FOOTNOTE:
[4] Since the publication of the Independent article the author’s attention has been called to an address entitled “The New Feudalism,” delivered by Mr. Benjamin A. Richmond, of Cumberland, Md., before the Maryland Bar Association in July, 1898. The author had never seen or heard of this address. It is written from a legal standpoint, and both the matter and the treatment are widely different from the matter and manner of the Independent article. But whatever the differences, the same general idea is to be found in both papers, and it is only just that acknowledgment should be made of Mr. Richmond’s priority.
CHAPTER V
Our Makers of Law
The dual responsibility which our lawmakers and judges bear, on the one hand to the people, and on the other to the Big Men, produces a chaos of conflicting laws and decisions. For the chartering of business corporations we have the “Delaware theory,” which seems to be to give the applicant whatever he asks for; the “New Jersey theory,” which is a slight modification of the former; and the “Massachusetts theory,” which reserves to the State a certain measure of supervision and control. For the fixing of employers’ liability for injuries to workmen we have a wide range of precedents, from States which hold to the common-law doctrine that practically frees the employer from blame, to those which fix a liability in somewhat definite terms. Factory legislation, regulations for the public health, the determination of a legal workday, the restraining of corporate aggressiveness—these and a score of like questions are variously passed upon or deliberately avoided in the several States. Judicial decisions, too, present a spectacle of the widest diversity.

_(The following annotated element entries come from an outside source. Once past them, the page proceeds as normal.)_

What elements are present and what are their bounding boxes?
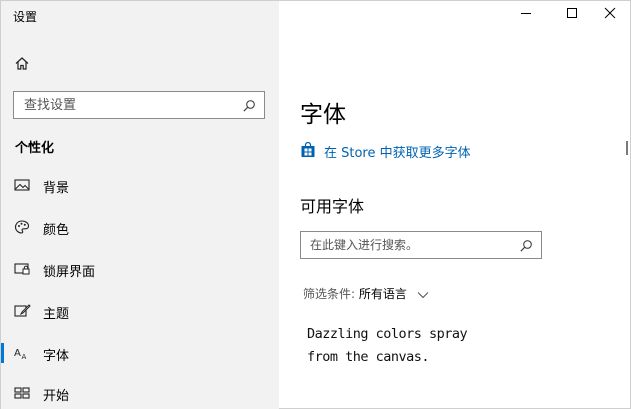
language-filter[interactable]: 筛选条件: 所有语言 [303, 285, 429, 303]
filter-dropdown-value[interactable]: 所有语言 [359, 287, 407, 301]
active-indicator [1, 343, 4, 363]
font-search-box[interactable] [300, 231, 542, 259]
picture-icon [13, 176, 31, 194]
sidebar-item-label: 字体 [43, 349, 70, 364]
close-icon [604, 7, 616, 19]
page-title: 字体 [300, 102, 346, 128]
sidebar-item-background[interactable]: 背景 [1, 167, 279, 203]
minimize-button[interactable] [503, 1, 549, 27]
settings-window: 设置 个性化 背景 [0, 0, 631, 409]
lock-screen-icon [13, 260, 31, 278]
font-preview-tile[interactable]: Dazzling colors spray from the canvas. [307, 323, 507, 369]
sidebar-item-label: 锁屏界面 [43, 265, 96, 280]
chevron-down-icon[interactable] [417, 288, 429, 302]
store-bag-icon [300, 141, 316, 158]
window-title: 设置 [13, 10, 38, 24]
font-preview-line: from the canvas. [307, 349, 430, 365]
settings-search-input[interactable] [14, 92, 234, 118]
home-icon[interactable] [13, 55, 31, 73]
sidebar-item-themes[interactable]: 主题 [1, 293, 279, 329]
settings-search-box[interactable] [13, 91, 265, 119]
font-icon: A A [13, 344, 31, 362]
svg-text:A: A [22, 353, 27, 361]
start-grid-icon [13, 384, 31, 402]
search-icon[interactable] [242, 98, 256, 112]
font-search-input[interactable] [301, 232, 511, 258]
sidebar-item-lock-screen[interactable]: 锁屏界面 [1, 251, 279, 287]
sidebar-item-label: 主题 [43, 307, 70, 322]
sidebar: 设置 个性化 背景 [1, 1, 279, 409]
section-heading-personalization: 个性化 [15, 141, 55, 156]
sidebar-item-start[interactable]: 开始 [1, 375, 279, 409]
close-button[interactable] [586, 1, 631, 27]
minimize-icon [521, 13, 531, 14]
store-link-label[interactable]: 在 Store 中获取更多字体 [324, 142, 471, 161]
svg-text:A: A [14, 348, 21, 359]
available-fonts-heading: 可用字体 [300, 197, 365, 216]
sidebar-item-label: 颜色 [43, 223, 70, 238]
sidebar-item-colors[interactable]: 颜色 [1, 209, 279, 245]
palette-icon [13, 218, 31, 236]
sidebar-item-fonts[interactable]: A A 字体 [1, 335, 279, 371]
font-preview-line: Dazzling colors spray [307, 326, 468, 342]
sidebar-item-label: 背景 [43, 181, 70, 196]
scrollbar-thumb[interactable] [626, 141, 628, 155]
brush-icon [13, 302, 31, 320]
search-icon[interactable] [519, 238, 533, 252]
sidebar-item-label: 开始 [43, 389, 70, 404]
filter-label: 筛选条件: [303, 287, 356, 301]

Nevertheless this chaos shows signs of a gradual reduction to order. The insistent challenge, “Under which king, Bezonian, speak or die!” which perpetually assails all of our legislative and judicial functionaries, sooner or later forces a decision, and naturally it is the stronger rival that wins. How effective is this challenge, how strong is the pressure, Mr. John Jay Chapman has strikingly shown in his “Causes and Consequences,” and the instances that crop out from time to time, like that of the recent tampering with the Supreme Court of Missouri, reveal only a needless confirmation of a known truth. Legislation in behalf of the general welfare and of the industrially dependent classes becomes less frequent and more guarded; and judicial decisions in matters that involve class antagonisms are more frequently given to the dominant class.